Cyware Weekly Threat Intelligence - August 07–11

Weekly Threat Briefing • August 11, 2023
Weekly Threat Briefing • August 11, 2023
This week, federal authorities scored a big win against phishing threats. Interpol took down the 16shop PhaaS platform that fueled attacks impacting at least 70,000 users across 43 countries. In parallel, the FBI, the IRS, and authorities in Poland dismantled the bulletproof hosting platform, Lolek. Thus, preventing fraudsters from accessing anonymous tools that could be used to launch malware and botnet attacks.

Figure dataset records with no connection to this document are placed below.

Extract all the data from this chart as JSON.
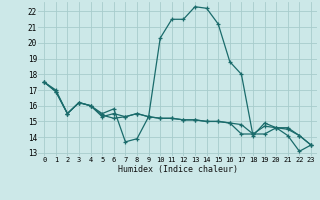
{
  "xlabel": "Humidex (Indice chaleur)",
  "bg_color": "#cce8e8",
  "grid_color": "#a8cccc",
  "line_color": "#1a6b6b",
  "x_ticks": [
    0,
    1,
    2,
    3,
    4,
    5,
    6,
    7,
    8,
    9,
    10,
    11,
    12,
    13,
    14,
    15,
    16,
    17,
    18,
    19,
    20,
    21,
    22,
    23
  ],
  "x_tick_labels": [
    "0",
    "1",
    "2",
    "3",
    "4",
    "5",
    "6",
    "7",
    "8",
    "9",
    "10",
    "11",
    "12",
    "13",
    "14",
    "15",
    "16",
    "17",
    "18",
    "19",
    "20",
    "21",
    "22",
    "23"
  ],
  "ylim": [
    12.8,
    22.6
  ],
  "xlim": [
    -0.5,
    23.5
  ],
  "y_ticks": [
    13,
    14,
    15,
    16,
    17,
    18,
    19,
    20,
    21,
    22
  ],
  "series1": [
    17.5,
    17.0,
    15.5,
    16.2,
    16.0,
    15.5,
    15.8,
    13.7,
    13.9,
    15.3,
    20.3,
    21.5,
    21.5,
    22.3,
    22.2,
    21.2,
    18.8,
    18.0,
    14.1,
    14.9,
    14.6,
    14.1,
    13.1,
    13.5
  ],
  "series2": [
    17.5,
    16.9,
    15.5,
    16.2,
    16.0,
    15.4,
    15.2,
    15.3,
    15.5,
    15.3,
    15.2,
    15.2,
    15.1,
    15.1,
    15.0,
    15.0,
    14.9,
    14.8,
    14.2,
    14.2,
    14.6,
    14.6,
    14.1,
    13.5
  ],
  "series3": [
    17.5,
    16.9,
    15.5,
    16.2,
    16.0,
    15.3,
    15.5,
    15.3,
    15.5,
    15.3,
    15.2,
    15.2,
    15.1,
    15.1,
    15.0,
    15.0,
    14.9,
    14.2,
    14.2,
    14.7,
    14.6,
    14.5,
    14.1,
    13.5
  ]
}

The aftermath of the MOVEit hack is larger than expected. In the latest update, a state healthcare authority disclosed that its protected Medicaid healthcare information was compromised in the attack. Moreover, the gang behind this sophisticated attack has evolved its extortion strategy by adding victims to torrent sites that are easily accessible by anyone. In different news, a sophisticated campaign exploiting the Log4Shell flaw that went undetected for three years was found impacting several academia, aerospace, government, media, telecommunications, and research institutions.

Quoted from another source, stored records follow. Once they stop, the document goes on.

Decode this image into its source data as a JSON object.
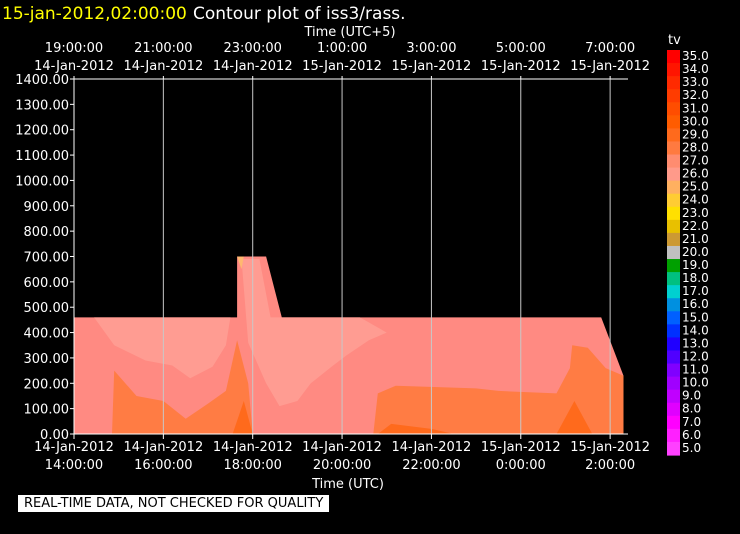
{
  "header": {
    "timestamp": "15-jan-2012,02:00:00",
    "title": "Contour plot of iss3/rass."
  },
  "colors": {
    "background": "#000000",
    "timestamp": "#ffff00",
    "text": "#ffffff",
    "grid": "#c8c8c8"
  },
  "banner": "REAL-TIME DATA, NOT CHECKED FOR QUALITY",
  "chart_data": {
    "type": "contour",
    "title": "Contour plot of iss3/rass.",
    "x_top_label": "Time (UTC+5)",
    "xlabel": "Time (UTC)",
    "ylabel": "",
    "ylim": [
      0,
      1400
    ],
    "xlim_hours_utc": [
      14,
      26.4
    ],
    "grid": true,
    "y_ticks": [
      "0.00",
      "100.00",
      "200.00",
      "300.00",
      "400.00",
      "500.00",
      "600.00",
      "700.00",
      "800.00",
      "900.00",
      "1000.00",
      "1100.00",
      "1200.00",
      "1300.00",
      "1400.00"
    ],
    "x_ticks_bottom": [
      {
        "date": "14-Jan-2012",
        "time": "14:00:00"
      },
      {
        "date": "14-Jan-2012",
        "time": "16:00:00"
      },
      {
        "date": "14-Jan-2012",
        "time": "18:00:00"
      },
      {
        "date": "14-Jan-2012",
        "time": "20:00:00"
      },
      {
        "date": "14-Jan-2012",
        "time": "22:00:00"
      },
      {
        "date": "15-Jan-2012",
        "time": "0:00:00"
      },
      {
        "date": "15-Jan-2012",
        "time": "2:00:00"
      }
    ],
    "x_ticks_top": [
      {
        "time": "19:00:00",
        "date": "14-Jan-2012"
      },
      {
        "time": "21:00:00",
        "date": "14-Jan-2012"
      },
      {
        "time": "23:00:00",
        "date": "14-Jan-2012"
      },
      {
        "time": "1:00:00",
        "date": "15-Jan-2012"
      },
      {
        "time": "3:00:00",
        "date": "15-Jan-2012"
      },
      {
        "time": "5:00:00",
        "date": "15-Jan-2012"
      },
      {
        "time": "7:00:00",
        "date": "15-Jan-2012"
      }
    ],
    "colorbar": {
      "label": "tv",
      "levels": [
        {
          "value": "35.0",
          "color": "#ff0000"
        },
        {
          "value": "34.0",
          "color": "#ff1500"
        },
        {
          "value": "33.0",
          "color": "#ff2a00"
        },
        {
          "value": "32.0",
          "color": "#ff3c00"
        },
        {
          "value": "31.0",
          "color": "#ff4d00"
        },
        {
          "value": "30.0",
          "color": "#ff5c00"
        },
        {
          "value": "29.0",
          "color": "#ff6a1c"
        },
        {
          "value": "28.0",
          "color": "#ff7a40"
        },
        {
          "value": "27.0",
          "color": "#ff8c70"
        },
        {
          "value": "26.0",
          "color": "#ff9a8a"
        },
        {
          "value": "25.0",
          "color": "#ffb060"
        },
        {
          "value": "24.0",
          "color": "#ffcc33"
        },
        {
          "value": "23.0",
          "color": "#ffe000"
        },
        {
          "value": "22.0",
          "color": "#e8c000"
        },
        {
          "value": "21.0",
          "color": "#cc9933"
        },
        {
          "value": "20.0",
          "color": "#c0c0c0"
        },
        {
          "value": "19.0",
          "color": "#00a000"
        },
        {
          "value": "18.0",
          "color": "#00c080"
        },
        {
          "value": "17.0",
          "color": "#00d0d0"
        },
        {
          "value": "16.0",
          "color": "#0090e0"
        },
        {
          "value": "15.0",
          "color": "#0060ff"
        },
        {
          "value": "14.0",
          "color": "#0030ff"
        },
        {
          "value": "13.0",
          "color": "#2000ff"
        },
        {
          "value": "12.0",
          "color": "#5000ff"
        },
        {
          "value": "11.0",
          "color": "#8000ff"
        },
        {
          "value": "10.0",
          "color": "#a000ff"
        },
        {
          "value": "9.0",
          "color": "#c000ff"
        },
        {
          "value": "8.0",
          "color": "#e000ff"
        },
        {
          "value": "7.0",
          "color": "#ff00ff"
        },
        {
          "value": "6.0",
          "color": "#ff20ff"
        },
        {
          "value": "5.0",
          "color": "#ff40ff"
        }
      ]
    },
    "regions": [
      {
        "tv": 27,
        "color": "#ff8a82",
        "points": [
          [
            14.0,
            0
          ],
          [
            14.0,
            460
          ],
          [
            17.65,
            460
          ],
          [
            17.65,
            700
          ],
          [
            18.3,
            700
          ],
          [
            18.65,
            460
          ],
          [
            25.8,
            460
          ],
          [
            26.3,
            230
          ],
          [
            26.3,
            0
          ]
        ]
      },
      {
        "tv": 26,
        "color": "#ff9c92",
        "points": [
          [
            14.45,
            460
          ],
          [
            14.9,
            350
          ],
          [
            15.6,
            290
          ],
          [
            16.2,
            270
          ],
          [
            16.6,
            220
          ],
          [
            17.1,
            265
          ],
          [
            17.4,
            350
          ],
          [
            17.5,
            460
          ]
        ]
      },
      {
        "tv": 26,
        "color": "#ff9c92",
        "points": [
          [
            17.65,
            690
          ],
          [
            18.0,
            690
          ],
          [
            18.15,
            690
          ],
          [
            18.4,
            460
          ],
          [
            19.0,
            460
          ],
          [
            20.4,
            460
          ],
          [
            21.0,
            400
          ],
          [
            20.6,
            370
          ],
          [
            20.1,
            310
          ],
          [
            19.8,
            270
          ],
          [
            19.3,
            200
          ],
          [
            19.0,
            130
          ],
          [
            18.6,
            110
          ],
          [
            18.3,
            200
          ],
          [
            17.9,
            360
          ],
          [
            17.75,
            690
          ]
        ]
      },
      {
        "tv": 28,
        "color": "#ff7c44",
        "points": [
          [
            14.85,
            0
          ],
          [
            14.9,
            250
          ],
          [
            15.4,
            150
          ],
          [
            16.0,
            130
          ],
          [
            16.5,
            60
          ],
          [
            17.0,
            120
          ],
          [
            17.4,
            170
          ],
          [
            17.65,
            370
          ],
          [
            17.9,
            200
          ],
          [
            18.0,
            0
          ]
        ]
      },
      {
        "tv": 28,
        "color": "#ff7c44",
        "points": [
          [
            20.7,
            0
          ],
          [
            20.8,
            160
          ],
          [
            21.2,
            190
          ],
          [
            23.0,
            180
          ],
          [
            23.5,
            170
          ],
          [
            24.8,
            160
          ],
          [
            25.1,
            260
          ],
          [
            25.15,
            350
          ],
          [
            25.5,
            340
          ],
          [
            25.9,
            260
          ],
          [
            26.3,
            230
          ],
          [
            26.3,
            0
          ]
        ]
      },
      {
        "tv": 29,
        "color": "#ff6a1c",
        "points": [
          [
            17.55,
            0
          ],
          [
            17.8,
            130
          ],
          [
            18.0,
            0
          ]
        ]
      },
      {
        "tv": 29,
        "color": "#ff6a1c",
        "points": [
          [
            20.8,
            0
          ],
          [
            21.1,
            40
          ],
          [
            22.0,
            20
          ],
          [
            22.5,
            0
          ]
        ]
      },
      {
        "tv": 29,
        "color": "#ff6a1c",
        "points": [
          [
            24.8,
            0
          ],
          [
            25.2,
            130
          ],
          [
            25.6,
            0
          ]
        ]
      },
      {
        "tv": 25,
        "color": "#ffb870",
        "points": [
          [
            17.65,
            700
          ],
          [
            17.8,
            700
          ],
          [
            17.75,
            650
          ]
        ]
      }
    ]
  }
}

This week, new variants of SkidMap, Yashma, and SystemBC malware have also been identified in the wild. While the new SkidMap variant was observed targeting a wide range of Linux distributions, the Yashma ransomware variant targeted organizations worldwide by encrypting the files and altering the wallpaper to notify about the attack. The variant of SystemBC, DroxiDat, was used in a ransomware attack launched against a power generation company in South Africa.